Timmins E M, Howell S A, Alsberg B K, Noble W C, Goodacre R
Institute of Biological Sciences, University of Wales, Ceredigion, United Kingdom.
J Clin Microbiol. 1998 Feb;36(2):367-74. doi: 10.1128/JCM.36.2.367-374.1998.
Two rapid spectroscopic approaches for whole-organism fingerprinting of pyrolysis-mass spectrometry (PyMS) and Fourier transform-infrared spectroscopy (FT-IR) were used to analyze a group of 29 clinical and reference Candida isolates. These strains had been identified by conventional means as belonging to one of the three species Candida albicans, C. dubliniensis (previously reported as atypical C. albicans), and C. stellatoidea (which is also closely related to C. albicans). To observe the relationships of the 29 isolates as judged by PyMS and FT-IR, the spectral data were clustered by discriminant analysis. On visual inspection of the cluster analyses from both methods, three distinct clusters, which were discrete for each of the Candida species, could be seen. Moreover, these phenetic classifications were found to be very similar to those obtained by genotypic studies which examined the HinfI restriction enzyme digestion patterns of genomic DNA and by use of the 27A C. albicans-specific probe. Both spectroscopic techniques are rapid (typically, 2 min for PyMS and 10 s for FT-IR) and were shown to be capable of successfully discriminating between closely related isolates of C. albicans, C. dubliniensis, and C. stellatoidea. We believe that these whole-organism fingerprinting methods could provide opportunities for automation in clinical microbial laboratories, improving turnaround times and the use of resources.

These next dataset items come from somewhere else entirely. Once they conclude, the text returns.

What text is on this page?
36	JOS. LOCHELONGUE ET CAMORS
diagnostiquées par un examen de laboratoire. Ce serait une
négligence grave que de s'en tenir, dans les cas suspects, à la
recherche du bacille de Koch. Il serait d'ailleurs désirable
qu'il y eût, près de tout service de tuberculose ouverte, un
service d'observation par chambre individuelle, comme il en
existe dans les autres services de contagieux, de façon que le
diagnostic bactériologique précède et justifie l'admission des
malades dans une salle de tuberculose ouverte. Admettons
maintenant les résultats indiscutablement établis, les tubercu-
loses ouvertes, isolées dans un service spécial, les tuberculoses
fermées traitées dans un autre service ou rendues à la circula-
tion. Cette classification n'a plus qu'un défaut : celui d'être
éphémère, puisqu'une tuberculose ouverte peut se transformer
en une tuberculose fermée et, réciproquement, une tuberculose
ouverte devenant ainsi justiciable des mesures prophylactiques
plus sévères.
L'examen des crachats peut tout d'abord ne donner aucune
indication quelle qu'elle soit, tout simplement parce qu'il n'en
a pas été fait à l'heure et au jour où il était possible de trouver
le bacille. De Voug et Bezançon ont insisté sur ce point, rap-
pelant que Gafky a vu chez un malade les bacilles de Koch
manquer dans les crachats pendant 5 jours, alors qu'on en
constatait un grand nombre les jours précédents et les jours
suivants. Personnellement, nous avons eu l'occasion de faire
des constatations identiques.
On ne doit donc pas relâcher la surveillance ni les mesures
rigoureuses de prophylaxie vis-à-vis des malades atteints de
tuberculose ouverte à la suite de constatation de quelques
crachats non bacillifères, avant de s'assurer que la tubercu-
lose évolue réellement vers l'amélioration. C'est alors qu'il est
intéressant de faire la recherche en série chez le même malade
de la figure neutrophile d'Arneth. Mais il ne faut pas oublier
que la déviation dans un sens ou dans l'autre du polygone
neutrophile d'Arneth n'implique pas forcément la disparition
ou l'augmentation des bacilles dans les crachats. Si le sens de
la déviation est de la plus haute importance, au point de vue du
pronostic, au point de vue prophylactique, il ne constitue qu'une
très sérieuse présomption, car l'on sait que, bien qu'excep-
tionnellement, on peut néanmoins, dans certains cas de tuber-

采用热解质谱(PyMS)和傅里叶变换红外光谱(FT-IR)这两种用于全生物体指纹识别的快速光谱方法,对一组29株临床和参考念珠菌分离株进行分析。这些菌株已通过传统方法鉴定为属于白色念珠菌、都柏林念珠菌(以前报告为非典型白色念珠菌)和星状念珠菌(也与白色念珠菌密切相关)这三种念珠菌之一。为了观察通过PyMS和FT-IR判断的29株分离株之间的关系,通过判别分析对光谱数据进行聚类。在目视检查两种方法的聚类分析时,可以看到三个不同的聚类,每种念珠菌都有各自独立的聚类。此外,发现这些表型分类与通过基因型研究获得的分类非常相似,基因型研究检测了基因组DNA的HinfI限制性内切酶消化模式,并使用了白色念珠菌特异性探针27A。这两种光谱技术都很快速(通常,PyMS为2分钟,FT-IR为10秒),并且能够成功区分白色念珠菌、都柏林念珠菌和星状念珠菌的密切相关分离株。我们认为,这些全生物体指纹识别方法可为临床微生物实验室的自动化提供机会,缩短周转时间并提高资源利用效率。